Но через минуту я опять вспомнил о миллионе и, продолжая бредить, так сказать, наяву, предался размышлениям самого горького свойства.
"Как жить? – думалось мне, – как оградить свою собственность? как обеспечить права присных и кровных? "Согласно с обстоятельствами дела"! шутка сказать! Разве можно украсть не согласно с обстоятельствами дела? Нет, надо бежать! Непременно, куда-нибудь скрыться, затеряться, забыть! Не денег жалко – нет! Деньги – дело наживное! Вот выйду из номера, стану играть оставшимися двумя акциями Рыбинско-Бологовской железной дороги – и доиграюсь опять до миллиона! Не денег – нет! – жаль этого дорогого принципа собственности, этого, так сказать, палладиума… Но куда бежать? в провинцию? Но там Петр Иваныч Дракин, Сергей Васильич Хлобыстовский… Ведь они уже притаились… они уже стерегут! Я вижу отсюда, как они стерегут!!"
И я готов был окончательно расчувствоваться, как в комнату мою, словно буря, влетел Прокоп.
– Обложили! – кричал он неистово, – обложили!
– Кого? когда? каким образом?
– Сами себя! на этих днях! кругом… Ну, то есть, просто вплотную!

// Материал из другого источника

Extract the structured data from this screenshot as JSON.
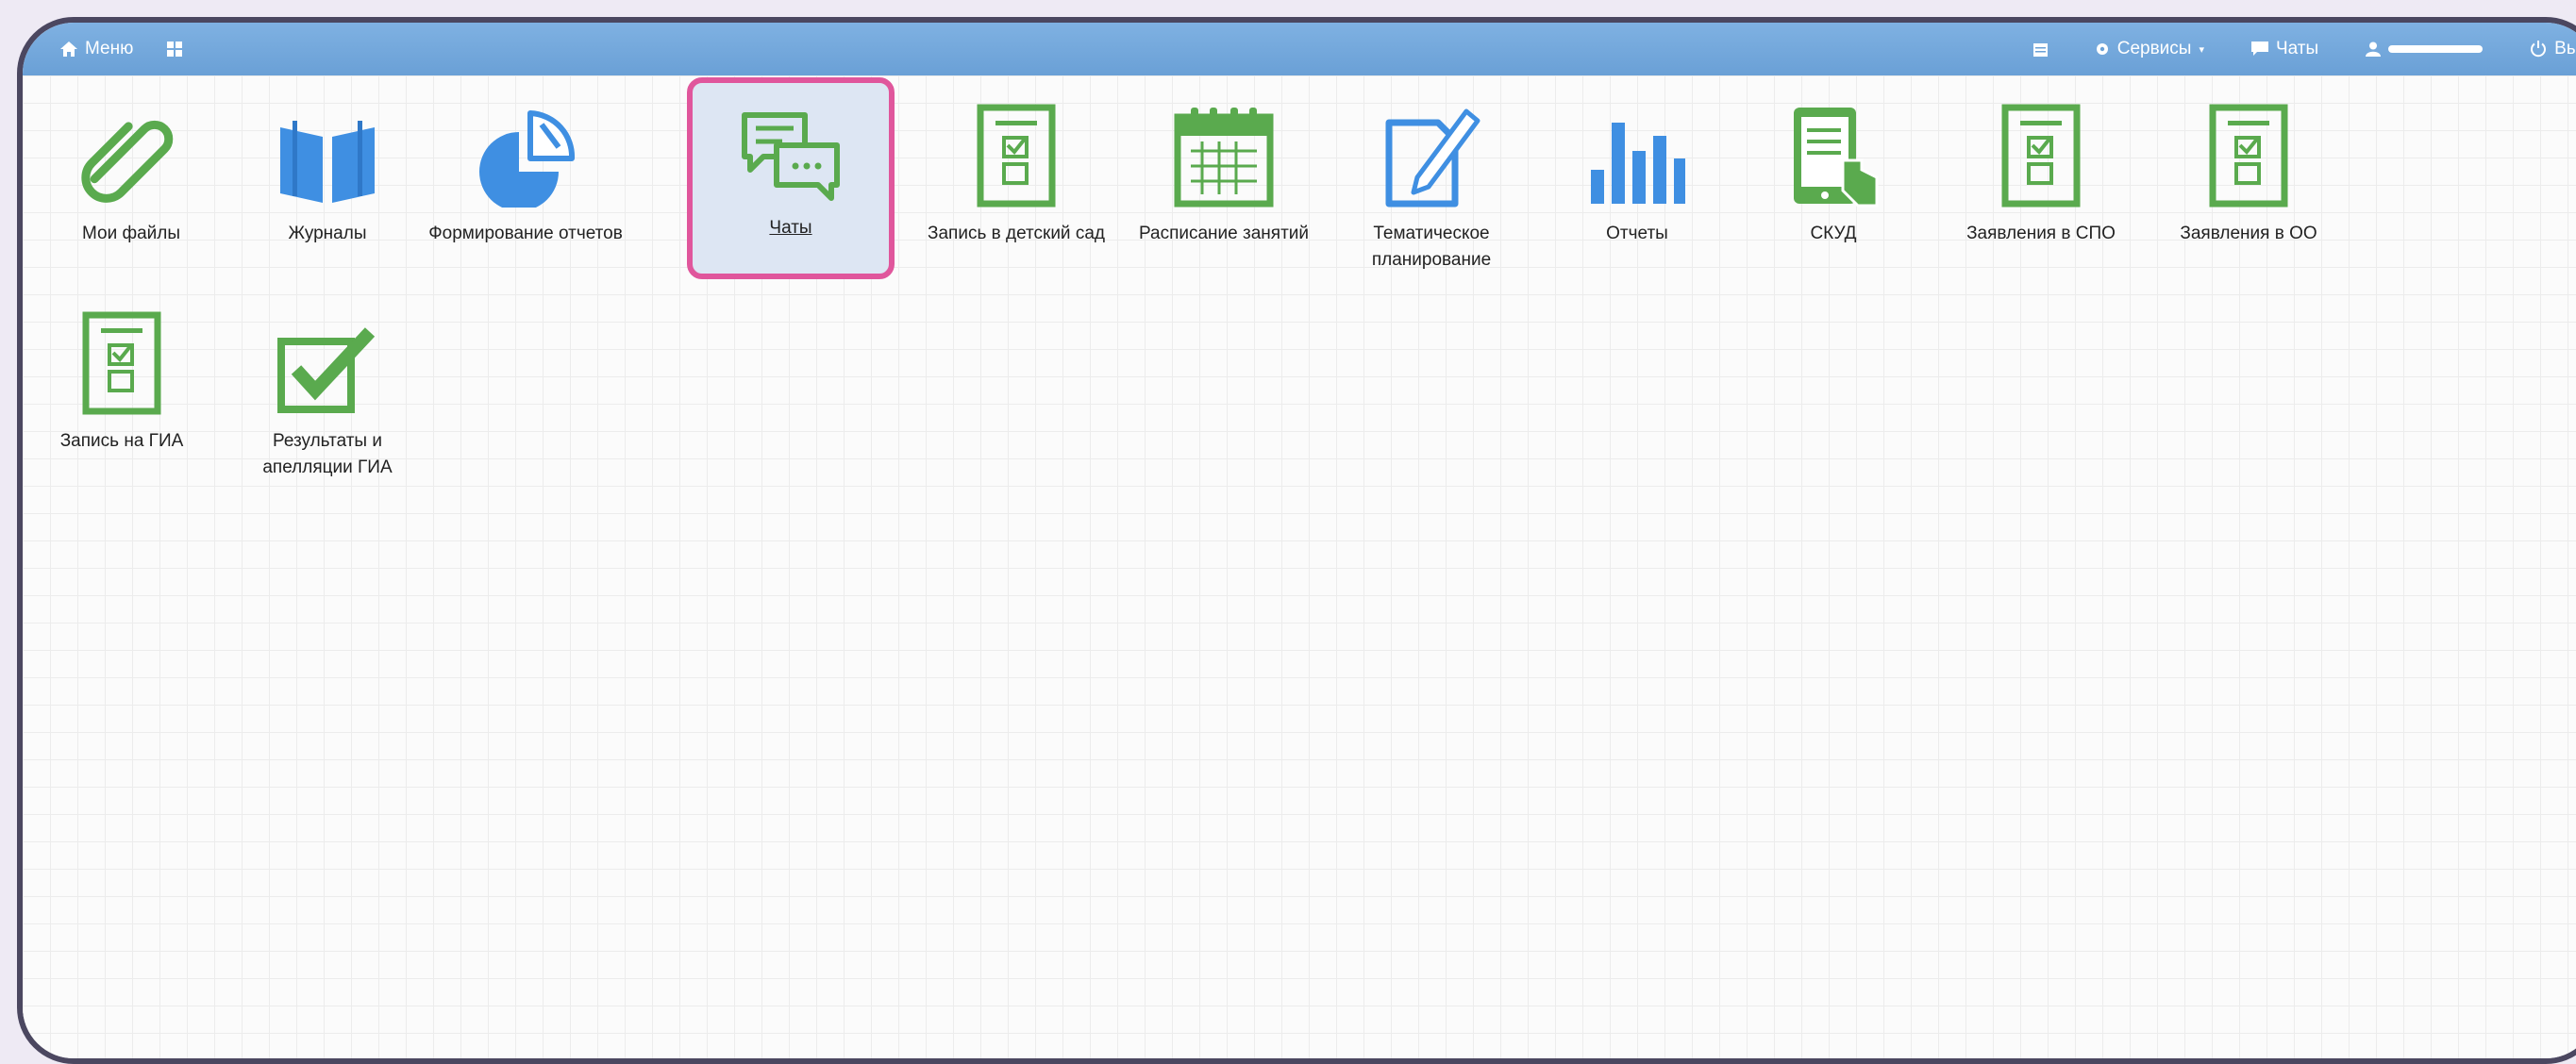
{
  "topbar": {
    "menu_label": "Меню",
    "services_label": "Сервисы",
    "chats_label": "Чаты",
    "exit_label": "Выход"
  },
  "tiles": [
    {
      "label": "Мои файлы",
      "icon": "paperclip-icon"
    },
    {
      "label": "Журналы",
      "icon": "open-book-icon"
    },
    {
      "label": "Формирование отчетов",
      "icon": "pie-chart-icon"
    },
    {
      "label": "Чаты",
      "icon": "chat-bubbles-icon",
      "active": true
    },
    {
      "label": "Запись в детский сад",
      "icon": "form-checklist-icon"
    },
    {
      "label": "Расписание занятий",
      "icon": "calendar-icon"
    },
    {
      "label": "Тематическое планирование",
      "icon": "document-pencil-icon"
    },
    {
      "label": "Отчеты",
      "icon": "bar-chart-icon"
    },
    {
      "label": "СКУД",
      "icon": "tablet-hand-icon"
    },
    {
      "label": "Заявления в СПО",
      "icon": "form-checklist-icon"
    },
    {
      "label": "Заявления в ОО",
      "icon": "form-checklist-icon"
    },
    {
      "label": "Запись на ГИА",
      "icon": "form-checklist-icon"
    },
    {
      "label": "Результаты и апелляции ГИА",
      "icon": "checkbox-check-icon"
    }
  ],
  "colors": {
    "topbar": "#6aa0d6",
    "green": "#5aaa4e",
    "blue": "#3f8fe2",
    "highlight_border": "#e0569c"
  }
}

Но об этом в следующей главе.
Очевидно, речь шла или о подоходном налоге, или о всесословной рекрутской повинности. А может быть, и о том и о другом разом.

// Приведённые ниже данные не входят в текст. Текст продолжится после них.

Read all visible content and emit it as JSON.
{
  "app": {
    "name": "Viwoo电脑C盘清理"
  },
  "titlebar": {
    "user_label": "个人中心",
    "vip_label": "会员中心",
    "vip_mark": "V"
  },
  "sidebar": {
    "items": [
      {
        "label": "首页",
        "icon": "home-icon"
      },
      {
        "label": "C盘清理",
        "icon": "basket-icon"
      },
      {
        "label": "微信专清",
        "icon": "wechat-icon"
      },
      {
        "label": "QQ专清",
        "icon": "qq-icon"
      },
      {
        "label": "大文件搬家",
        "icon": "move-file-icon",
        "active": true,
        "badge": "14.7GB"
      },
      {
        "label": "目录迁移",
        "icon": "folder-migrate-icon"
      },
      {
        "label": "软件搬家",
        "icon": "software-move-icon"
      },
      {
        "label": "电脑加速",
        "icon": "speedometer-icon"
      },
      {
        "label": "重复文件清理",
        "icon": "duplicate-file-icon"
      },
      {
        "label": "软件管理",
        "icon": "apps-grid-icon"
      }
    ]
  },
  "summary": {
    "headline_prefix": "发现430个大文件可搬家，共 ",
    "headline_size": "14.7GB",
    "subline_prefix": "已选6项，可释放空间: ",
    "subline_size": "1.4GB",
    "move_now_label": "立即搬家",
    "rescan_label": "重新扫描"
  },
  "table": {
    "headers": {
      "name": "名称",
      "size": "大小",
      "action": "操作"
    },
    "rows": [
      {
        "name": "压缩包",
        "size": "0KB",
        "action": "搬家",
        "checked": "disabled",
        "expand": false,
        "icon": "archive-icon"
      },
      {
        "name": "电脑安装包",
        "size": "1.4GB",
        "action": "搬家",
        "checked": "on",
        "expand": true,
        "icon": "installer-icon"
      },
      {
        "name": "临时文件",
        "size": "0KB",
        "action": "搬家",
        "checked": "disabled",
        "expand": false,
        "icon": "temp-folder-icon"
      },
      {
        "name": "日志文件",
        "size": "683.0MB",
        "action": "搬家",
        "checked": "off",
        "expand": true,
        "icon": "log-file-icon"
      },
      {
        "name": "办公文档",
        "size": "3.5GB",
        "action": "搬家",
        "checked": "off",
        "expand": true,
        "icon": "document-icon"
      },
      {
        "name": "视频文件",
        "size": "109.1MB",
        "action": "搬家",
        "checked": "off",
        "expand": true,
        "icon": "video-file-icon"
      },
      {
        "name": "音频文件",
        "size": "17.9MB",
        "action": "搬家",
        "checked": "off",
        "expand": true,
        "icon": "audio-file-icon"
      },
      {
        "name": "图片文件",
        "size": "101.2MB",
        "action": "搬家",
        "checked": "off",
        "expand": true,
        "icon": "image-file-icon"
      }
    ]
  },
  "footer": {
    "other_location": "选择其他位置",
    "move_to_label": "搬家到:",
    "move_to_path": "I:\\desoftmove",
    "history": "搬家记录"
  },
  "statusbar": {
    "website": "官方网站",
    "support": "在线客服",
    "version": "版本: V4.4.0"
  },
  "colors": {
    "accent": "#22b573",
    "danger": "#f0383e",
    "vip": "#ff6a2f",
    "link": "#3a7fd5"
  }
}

Прокоп был вне себя; он, как говорится, и рвал и метал. Я всегда знал, что он ругатель по природе, но и за всем тем был изумлен. Таких ругательств, какие в эту минуту расточали уста его, я, признаюсь, даже в соединенном рязанско-тамбовско-саратовско-воронежском клубе не слыхивал.
– Успокойся, душа моя! – умолял я его, – в чем дело?
– Да ты, с маймистами-то пьянствуя, видно, не слыхал, что на свете делается! Сами себя, любезный друг, обкладываем! Сами в петлю лезем! Солдатчину на детей своих накликаем! Новые налоги выдумываем! Нет, ты мне скажи – глупость-то какая!